Avec les livres comme avec d’autres objets à potentiel émotionnel, il existe une alchimie qui agit, sans qu’on ne sache comment, et nous amène à des certitudes en moins de temps qu’il n’en faut pour le dire… Des coups de cœur, quoi ; pas besoin que j’en fasse des tonnes.

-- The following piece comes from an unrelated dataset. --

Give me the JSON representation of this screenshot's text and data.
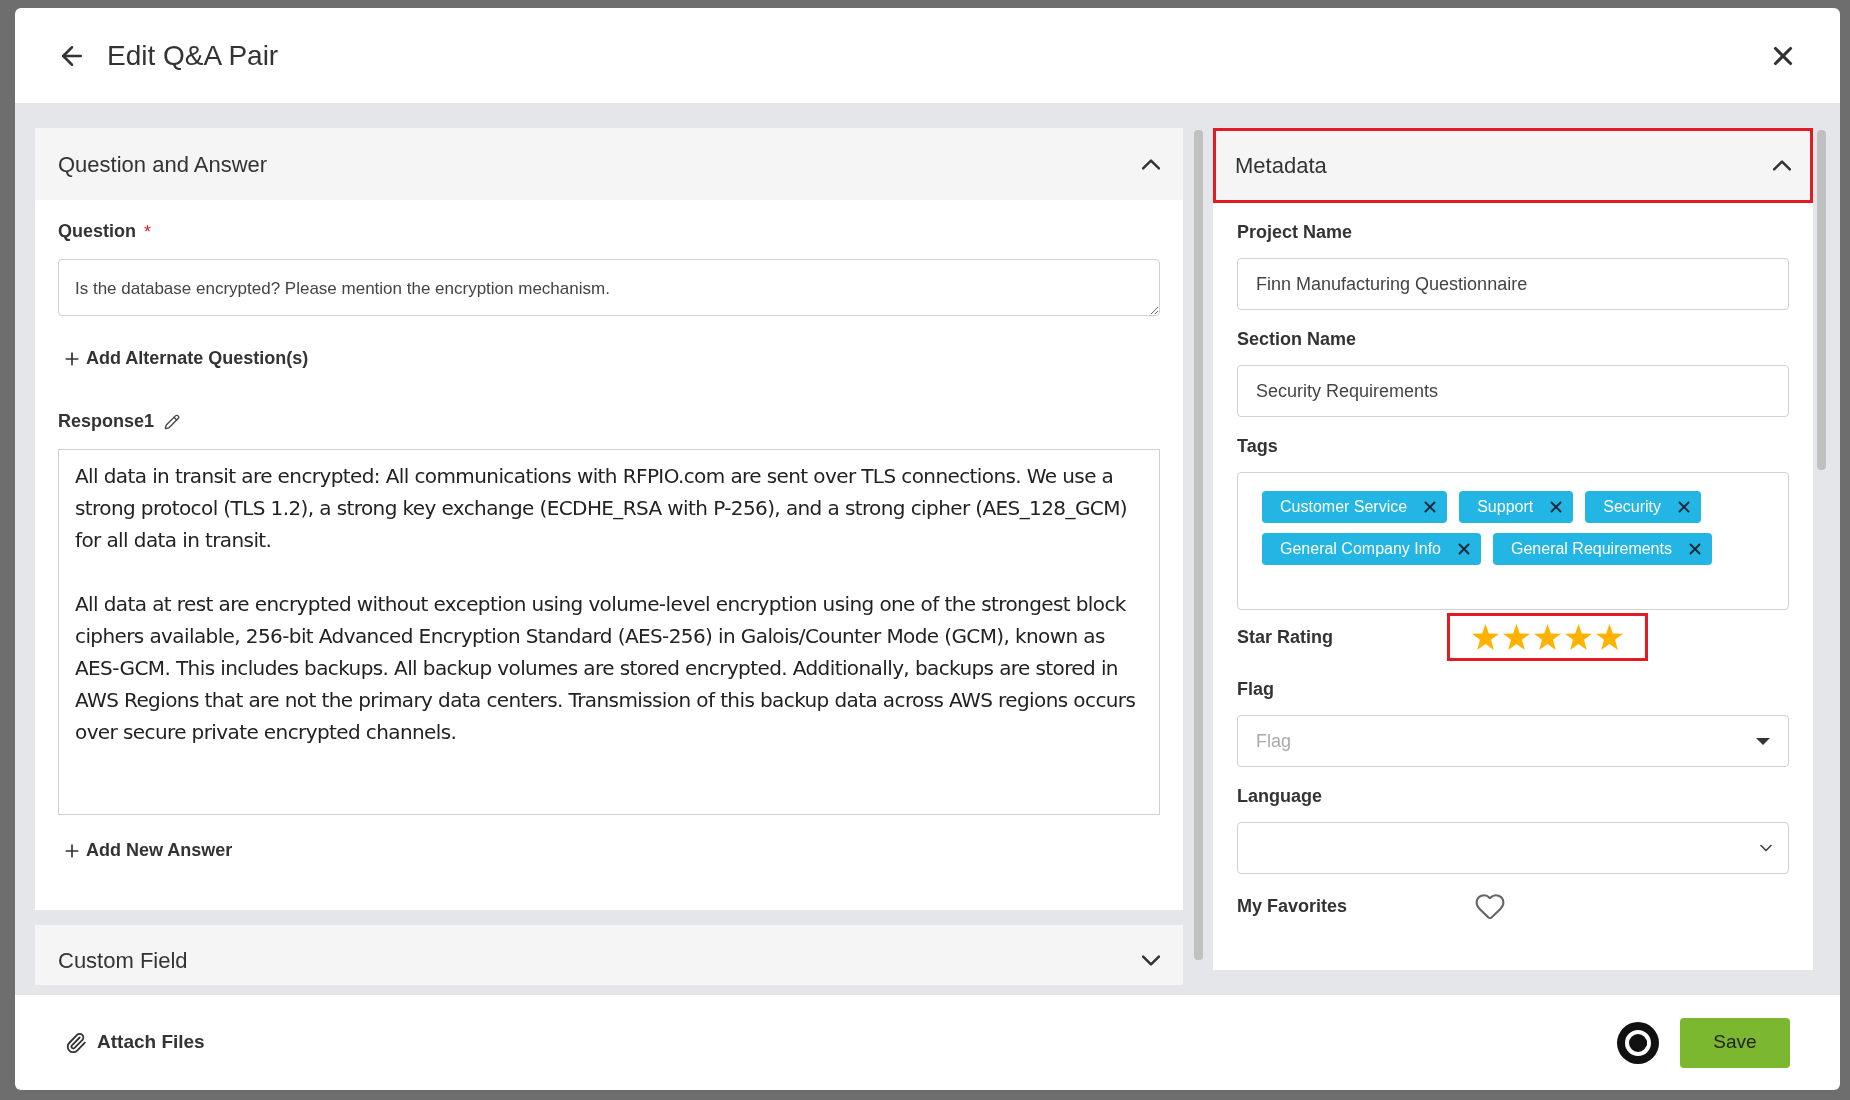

Je ne fus pas déçu. Je vous plante le décor. Herbjörg Maria Björnsson vit depuis quelques années sur son lit dans un garage. Ses seuls amis sont Facebook, ses cigarettes, une vielle grenade allemande et les huit cancers qui ne parviennent pas à en venir à bout. Elle a 80 ans et elle nous raconte sa traversée du siècle jalonnée d’amants (parfois glorieux), de fêtes, de voyages, de scandales et de cadavres. Assez rapidement, ce livre m’a fait penser à Little Big Man, film d’Arthur Penn où Dustin Hoffman incarne Jack Crabb, un centenaire qui narre ses multiples vies à travers les États-Unis du XIX°, puis XX° siècle. Avec La Femme à 1 000°, au delà de la métamorphose de Rekjavik, des Islandais et de l’Islande, on assiste de près à la deuxième guerre mondiale dans toute l’Europe, on découvre le seul Islandais qui combattra en uniforme allemand, on rencontre le frère d’Hitler, on croise John-Lennon, on fuit la Pologne, on vit en Argentine avec une bien étrange famille, etc.
Herbjörg Maria Björnsson, de petite fille à vieille femme, parcourra son existence à une cadence folle, oubliera des enfants deci delà, plaquera de nombreux hommes, perdra tout sauf une chose : sa liberté. Et pourquoi 1 000° ? Je vous le dirai pas !
À lire d’urgence, mais à ne pas commander sur Amazon.